Je questionne les aromaticiens, farfouille sur leurs étagères, tente de chiper leurs trucs et astuces et traine mon blair sans en avoir l’air. Je sais, je sais, le produit miracle qui organise comme par magie l’idée un peu vague, ça n’existe pas. J’ai déjà fait une omelette, vous vous souvenez ? Je tente malgré tout car, je veux comprendre, maitriser la réponse. Je découvre ainsi que le goût de la fraise, celle que l’on cueille au raz du sol dans notre jardin, comporte un peu plus de 300 molécules chimiques. Forte de cette constatation je crée une énorme formule, très longue, très détaillées dans laquelle je mets tous les ingrédients disponibles au laboratoire avec les quantités qui correspondent aux analyses chromato et spectro des dernières recherches en chimie moléculaire. Mon assistante passe une bonne matinée à rassembler chaque matériau, à peser et vérifier l’interminable formule qui contient des substances parfois très, très, diluées. Un vrai travail d’orfèvre. Elle m’apporte enfin, comme sur un plateau, le minuscule flacon d’une solution à 5% dans l’alcool de ma « vraie fraise du laboratoire ». Délicatement, je plonge la pointe d’une touche dans le flacon. Je compte quelques secondes pour laisser le temps à l’alcool de s’évaporer, mais en fait je recule l’instant de la confrontation entre le fantasme et la réalité. La technique et l’idée. Silence, on sniffe. Poing serré, coude au corps, yes ! Ça sent la fraise !! Brièvement. Un simple pop qui aussitôt s’évapore. Puis c’est une longue suite d’informations éparses, décousues qui évoquent le caramel, le citron, les feuilles vertes, le bois sec, la banane, la rose, l’humus, la confiture, l’amertume et le sucré. Découragée, j’envoie ma mouillette promener. J’attrape ma formule et plonge dans la lecture du récit de la fraise. Chaque produit possède un caractère qui évoque peu ou prou la fraise. Chacun existe dans la nature pour provoquer dans notre bouche le goût de la fraise. Alors, pourquoi cela ne fonctionne -t-il pas dans mon flacon, sous mon nez ? La recette hurle la fraise, mais je n’en perçois qu’un bref murmure.
Dépitée, j’abandonne l’idée de créer des parfums à la fraise. La formule a disparu, engloutit par l’ordinateur. Les années ont fui, englouties par le quotidien. Je me suis spécialisée dans la pomme. Entre autres.

Et puis, un jour, je papotais fraise avec un parfumeur.
Elle a souri. Et m’a expliqué que pour sa part elle n’aimait pas la vanille. Pourtant elle avait signé de nombreux parfums onctueux et meringués.

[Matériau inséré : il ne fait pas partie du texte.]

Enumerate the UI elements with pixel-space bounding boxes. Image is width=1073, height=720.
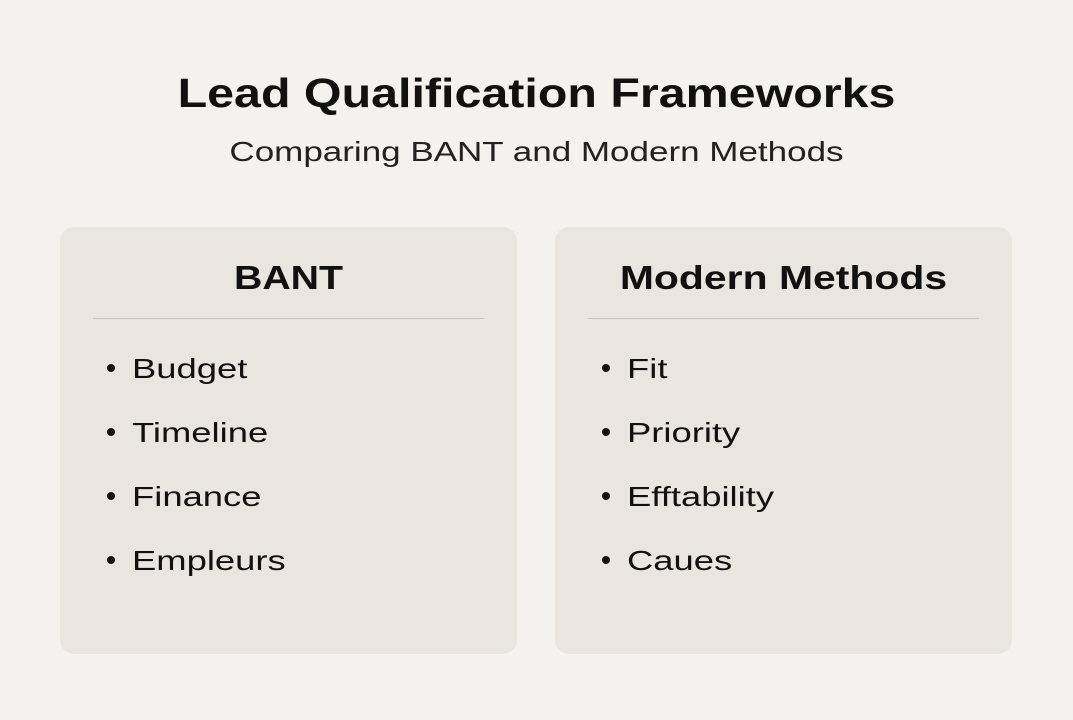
list: modern items: Efftability [627, 481, 774, 512]
list: modern items: Fit [627, 353, 667, 384]
list: BANT items: Empleurs [132, 545, 286, 576]
list: BANT items: Finance [132, 481, 262, 512]
panel: Modern Methods [555, 227, 1012, 654]
list: modern items: Priority [627, 417, 740, 448]
list: BANT items: Budget [132, 353, 247, 384]
list: modern items: Caues [627, 545, 732, 576]
list: BANT items [107, 353, 286, 576]
list: modern items [602, 353, 774, 576]
panel heading: Modern Methods: Modern Methods [620, 259, 947, 296]
subtitle: Comparing BANT and Modern Methods [229, 136, 844, 167]
panel heading: BANT: BANT [234, 259, 343, 296]
title: Lead Qualification Frameworks [178, 70, 895, 116]
list: BANT items: Timeline [132, 417, 268, 448]
panel: BANT [60, 227, 517, 654]
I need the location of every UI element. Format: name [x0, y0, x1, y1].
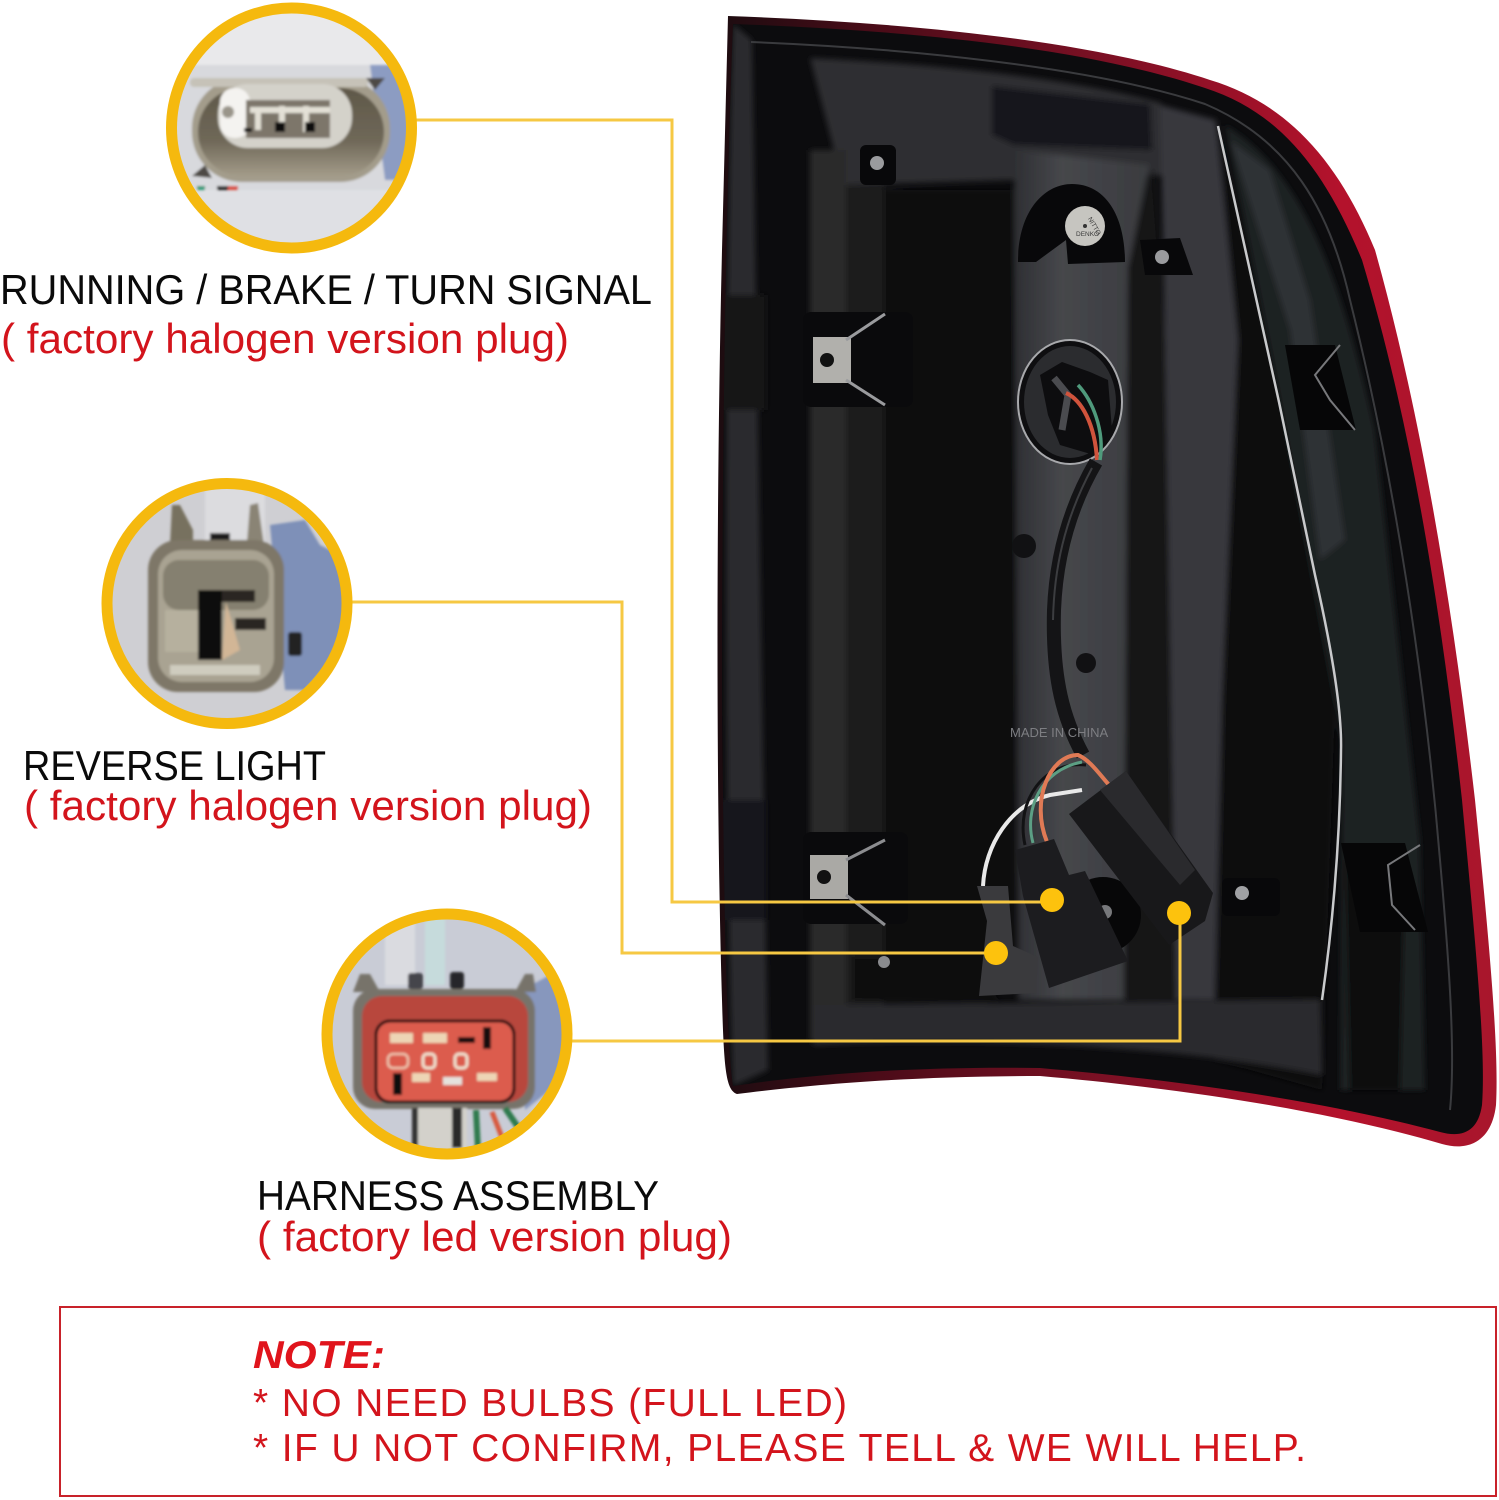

J’ai repris mes flacons. Écris une formule. À ma façon. Fraise et calisson. J’ai oublié l’école et la chromato.
Depuis, des enfants anglais font des bulles dans le bain avec mon parfum « toffee cherry » et j’en suis heureuse. « Nothing personal”, comme disent les Américains.


PS :
Un grand merci à Josiane, spécialiste de la vanille qu’elle n’appréciait pas vraiment, qui m’a démontré gentiment que l’aldéhyde C16, surnommé également aldéhyde fraise, ne sert à rien pour créer une fraise.
Un grand merci à Florence qui m’a expliqué au hasard d‘une conversation que l’anthranilate de méthyle permet de créer l’odeur de la fraise des bois.
Un grand merci à papa qui explique dans son bouquin (au passage, hop, un peu de pub, ça reste en famille), que ma formule de jeune parfumeur à la recherche de la fraise écrite avec plus de 120 produits, peut se résumer aussi en deux matières : éthyl maltol + fructone.
PS 2:
Aujourd’hui, lorsque l’on fait déguster en aveugle à des adultes et particulièrement à des enfants une véritable fraise de saison mûre à point et un arôme traditionnel de fraise, la majorité des réponses démontre que l’arôme de synthèse emporte la palme de la réalité, de la vérité.